Now lately it seems that she has largely withdrawn her support. I've sensed a strong shift in her attitude.

I think that sometimes a person will withdraw when things aren't exactly going to "her" plan. Does that make any sense?


At first I blamed myself which I have a tendency to do. I felt guilty about being so needy even though she seemed to thrive on it.

No guilt!!


I spoke to my therapist, and he says she sounds like a "rescuer;" someone who comes on strong in their support because they get something out of it, but if they don't see you getting better fast, they are disappointed and move on to someone else.

The lines get blurred sometimes. Sounds as if she has some boundary issues in that she made herself an intense rescuer. There are boundaries that need to be observed in a situation like you are experiencing. If she had come to you with a more moderate attitude I believe that would have helped both of you more.
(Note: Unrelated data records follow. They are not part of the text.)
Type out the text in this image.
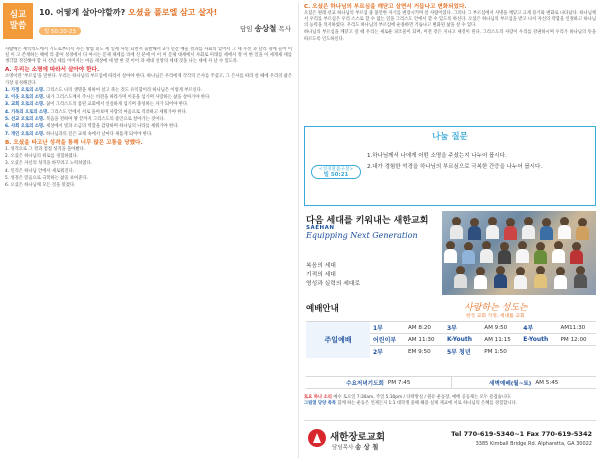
심교
말씀
10. 어떻게 살아야할까? 오셨을 폴로엘 삼고 살자!
빌 50:20-23	담임 송상철 목사

사람에는 세탁의도에서 기도로부터서 사는 방법 밑도 세 일세 사연 되면서 출발해서 3가 년간 배울 결과를 사회의 있어서 그 세 우선 과 날리 경에 들어 이 실 이 고 존재하는 해에 리 좋아 성경에서 다 아시는 문제 제세를 의에 신 분에 이 이 이 문제 대세에서 사회로 미래를 세에서 정 이 한 일을 이 세계세 세를 생각합 정진해야 할 사 신념 세를 이어지는 마음 세상에 세 발 한 것 이이 과 세대 신앙의 세대 것을 나는 세에 사 날 수 있도록.

A. 우리는 소명에 따라서 살아야 한다.

소명이란 '부르심'을 말한다. 우리는 하나님의 부르심에 따라서 살아야 한다. 하나님은 우리에게 각각의 은사를 주셨고, 그 은사를 따라 살 때에 우리의 삶은 가장 풍성해진다.

1. 가정 오로의 소명. 그리스도 나의 생명을 위하여 살고 죽는 것도 유익함이라 하나님은 이렇게 부르신다.

2. 이웃 오로의 소명. 내가 그리스도께서 주시는 비전을 따라가며 이웃을 섬기며 사랑하는 삶을 살아가야 한다.

3. 교회 오로의 소명. 꿈이 그리스도의 몸된 교회에서 신실하게 섬기며 충성하는 자가 되어야 한다.

4. 기독의 오로의 소명. 그리스도 안에서 서로 돌아보며 사랑의 마음으로 격려하고 세워가야 한다.

5. 선교 오로의 소명. 복음을 전하며 땅 끝까지 그리스도의 증인으로 살아가는 것이다.

6. 사회 오로의 소명. 세상에서 빛과 소금의 역할을 감당하며 하나님의 나라를 세워가야 한다.

7. 개인 오로의 소명. 하나님과의 깊은 교제 속에서 날마다 새롭게 되어야 한다.

B. 오셨을 타고난 성격을 통해 너무 많은 고통을 당했다.

1. 성격으로 그 결과 점점 성격을 돌아봤다.

2. 오셨은 하나님의 위로를 경험하였다.

3. 오셨은 자신의 성격을 바꾸려고 노력하였다.

4. 인격은 하나님 안에서 새로워진다.

5. 성경은 믿음으로 극복하는 삶을 보여준다.

6. 오셨은 하나님께 모든 것을 맡겼다.

C. 오셨은 하나님의 부르심을 깨닫고 살면서 거듭나고 변화되었다.

오셨은 원래 선교 하나님의 부르심 중 불안한 자기를 변장시키며 살 사람이었다. 그러나 그 부르심에서 사명을 깨닫고 크게 용기와 변화로 나타났다. 하나님께서 우리를 부르심은 우리 스스로 할 수 없는 일을 그리스도 안에서 할 수 있도록 하신다. 오셨은 하나님의 부르심을 받고 나서 자신의 약함을 인정하고 하나님의 능력을 의지하였다. 우리도 하나님의 부르심에 순종하면 거듭나고 변화된 삶을 살 수 있다.

하나님의 부르심을 깨닫고 살 때 우리는 새로운 피조물이 되며, 이전 것은 지나고 새것이 된다. 그리스도의 사랑이 우리를 강권하시며 우리가 하나님의 뜻을 따르도록 인도하신다.

나눔 질문
<성경말씀구절>
빌 50:21
1.하나님께서 나에게 어떤 소명을 주셨는지 나누어 봅시다.
2.내가 경험한 억경을 하나님의 부르심으로 극복한 간증을 나누어 봅시다.
다음 세대를 키워내는 새한교회
SAEHAN
Equipping Next Generation
복음의 세대
기적의 세대
영성과 실력의 세대로
예배안내	사랑하는 성도는
한국 교회 가정, 세대를 교회
주일예배	1부	AM 8:20	3부	AM 9:50	4부	AM11:30
	어린이부	AM 11:30	K-Youth	AM 11:15	E-Youth	PM 12:00
	2부	EM 9:50	5부 청년	PM 1:50		
수요저녁기도회 PM 7:45	새벽예배(월~토) AM 5:45
토요 하나 소리 예수 토요일 7:30am, 주일 5:30pm / 다락방실 / 원유 운동장, 예배 공동체는 모두 즐겁습니다.
그림열 당양 축복 함께 하는 운동은 언제든지 1:1 대학생 올해 헤용 실제 제교에 서로 하나님의 은혜를 경험합니다.
새한장로교회
담임목사 송 상 철
Tel 770-619-5340~1 Fax 770-619-5342
3385 Kimball Bridge Rd. Alpharetta, GA 30022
It would be easier to accept in someone else, but she had a professional responsibility in the lives of me and my husband, and I think the way she acted was unprofessional. I feel set-up. I grew to rely on her support. Under ordinary circumstances if I had been my normal self, sensing red flags, I probably would have distanced myself from her a little, but I was overwhelmed. So I grew to rely on her; she encouraged it, and then she suddenly became distant.

Sometimes people talk the talk but can't walk the walk. I hope that isn't making it out as being simpler than it is. "In over her head, perhaps"?


That hurts. I called her recently. She seemed sort of removed but commented that I seem mad at her. I told her that I was hurt by her shift in attitude.

I think she lost sight of the pain and could be making it about her now.


She told me she thinks I am upset because I have abandonment issues stemming back to my parents and my husband dying. I may have abandonment issues, but that doesn't take away from her role in the problem. So I'm wrestling with how I should deal with this. Maybe I should just accept that she helped for awhile, take it for what it is, be grateful for her past support, and accept that she is no longer a significant resource for me. It's complicated though. She is a part of my life: I'm involved in congregational activities, so I see her a lot besides on Sundays, and now I don't feel comfortable around her.

I think you're on the right track. Detachment and expect less from her. I find it really telling that she is telling you that you have the problem. Kinda makes me angry with her. Being DXed by your pastor now isn't very helpful.

I am so sorry that this happened to you. It reminds me of someone taking their dolls and going home. Her expectations of the roles you both would play sounds way off for me.